1. The Definition of Confidential Information
Confidential information refers to all the information and the data or the technology which is not generally known to the public but can also bring economic benefit to its holder including but not limited to any software, craft, design, drawing, proprietary technology, project, flow, mode, hardware configuration information, customer list, contract, cost, research report, estimation and evaluation, report forms, business plan, trade secret, business model, corporateresolution, etc., or all of the business information, financial information, technical data, capital goods as well as meeting documents and files related to the research, development, production, product, service, customer and market of the provider; the confidential information shall consist of both that is identified as confidential in writing, and given verbally which is then identified as confidential or proprietary in writing.
The above referred to the confidential information excluding following information:
a.) which is in the know by the receiver before the provider received it in the case of without shouldering the burdens of confidentiality;
b.) which is not caused by the fault of neither side is known to the public
c.) which is obtained legally from the third party without shouldering the burdens of confidentiality, and the receiver could be defined as to understand whom obtain and disclose the confidential information not illegally;
d.) which is disclosed legally to the third party without shouldering the burdens of confidentiality by the provider, and as well as by the third party;
e.) which is obtained by the receiver through independent development in the case of never exposing to the confidential information;
f.) which is released by the receiver with the prior informed permission in written form of the provider.
2. The receiver and the provider
The “receiver” is referred to as one party who gains the confidential information.
The “provider” is referred to as one party who provides the confidential information.
The confidential information is often described as “private information”, “business secret” or “know-how”. The Original recognized legally can forcedly control and prevent the party who has known the confidential information to be breach of the contract and integrity to use the confidential information.
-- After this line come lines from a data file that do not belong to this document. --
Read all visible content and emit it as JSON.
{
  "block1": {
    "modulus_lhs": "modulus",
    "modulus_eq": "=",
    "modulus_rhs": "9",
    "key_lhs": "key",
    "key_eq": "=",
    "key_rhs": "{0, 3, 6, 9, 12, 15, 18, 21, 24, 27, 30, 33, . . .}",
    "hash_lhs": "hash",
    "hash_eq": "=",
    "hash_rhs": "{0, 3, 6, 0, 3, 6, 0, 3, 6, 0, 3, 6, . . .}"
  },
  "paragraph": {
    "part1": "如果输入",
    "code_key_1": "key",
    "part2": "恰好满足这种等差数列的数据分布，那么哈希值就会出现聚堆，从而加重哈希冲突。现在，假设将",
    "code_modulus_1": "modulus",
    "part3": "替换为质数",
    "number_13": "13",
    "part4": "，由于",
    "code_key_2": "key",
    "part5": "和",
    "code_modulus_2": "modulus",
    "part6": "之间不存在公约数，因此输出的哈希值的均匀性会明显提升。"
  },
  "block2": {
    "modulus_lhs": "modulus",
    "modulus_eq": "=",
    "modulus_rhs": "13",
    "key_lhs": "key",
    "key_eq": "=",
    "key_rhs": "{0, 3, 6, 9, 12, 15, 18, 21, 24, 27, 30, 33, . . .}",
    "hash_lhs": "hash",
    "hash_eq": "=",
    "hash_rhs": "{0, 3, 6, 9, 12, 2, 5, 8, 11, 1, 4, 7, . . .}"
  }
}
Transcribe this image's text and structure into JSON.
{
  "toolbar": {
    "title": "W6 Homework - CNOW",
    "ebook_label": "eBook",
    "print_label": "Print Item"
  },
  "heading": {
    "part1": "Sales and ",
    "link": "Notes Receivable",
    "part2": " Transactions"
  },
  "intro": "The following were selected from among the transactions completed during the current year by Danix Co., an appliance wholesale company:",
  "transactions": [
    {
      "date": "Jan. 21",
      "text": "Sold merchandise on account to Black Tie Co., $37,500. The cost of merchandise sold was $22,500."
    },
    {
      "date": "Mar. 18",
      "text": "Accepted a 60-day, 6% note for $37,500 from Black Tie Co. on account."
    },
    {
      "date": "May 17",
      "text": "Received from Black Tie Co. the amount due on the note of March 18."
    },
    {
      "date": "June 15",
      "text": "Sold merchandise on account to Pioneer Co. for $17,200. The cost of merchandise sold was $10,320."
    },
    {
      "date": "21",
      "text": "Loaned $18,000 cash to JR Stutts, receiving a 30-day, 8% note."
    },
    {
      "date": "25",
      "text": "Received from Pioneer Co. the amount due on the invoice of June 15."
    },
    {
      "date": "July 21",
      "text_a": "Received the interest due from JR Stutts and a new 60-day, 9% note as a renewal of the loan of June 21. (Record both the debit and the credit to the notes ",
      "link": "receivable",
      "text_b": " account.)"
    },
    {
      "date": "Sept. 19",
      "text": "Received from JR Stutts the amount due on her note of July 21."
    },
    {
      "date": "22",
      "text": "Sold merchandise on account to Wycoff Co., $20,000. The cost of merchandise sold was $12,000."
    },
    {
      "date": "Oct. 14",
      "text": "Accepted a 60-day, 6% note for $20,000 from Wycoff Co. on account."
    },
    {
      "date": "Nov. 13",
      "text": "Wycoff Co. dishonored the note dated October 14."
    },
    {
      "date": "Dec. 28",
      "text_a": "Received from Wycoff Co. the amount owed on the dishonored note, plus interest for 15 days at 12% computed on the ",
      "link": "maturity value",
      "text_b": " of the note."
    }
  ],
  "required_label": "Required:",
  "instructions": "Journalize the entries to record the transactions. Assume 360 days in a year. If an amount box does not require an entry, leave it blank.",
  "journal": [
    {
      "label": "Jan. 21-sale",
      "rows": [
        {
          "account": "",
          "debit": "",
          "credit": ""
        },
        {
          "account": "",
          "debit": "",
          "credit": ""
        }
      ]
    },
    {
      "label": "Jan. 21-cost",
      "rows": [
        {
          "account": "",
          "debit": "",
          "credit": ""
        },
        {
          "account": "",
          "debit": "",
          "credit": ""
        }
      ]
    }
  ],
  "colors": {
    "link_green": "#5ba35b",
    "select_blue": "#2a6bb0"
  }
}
This coerciveness depends on the Original showing that: this confidential information is not known by the public domain, and the confidential information should be abided by the confidentiality agreement to send to other party, and the Original can be able to sustain the loss owing to the other party is breach of the contract and integrity. The owner of the confidential information can be able to decide whether send the confidential information to other party or control the confidential information by himself or herself.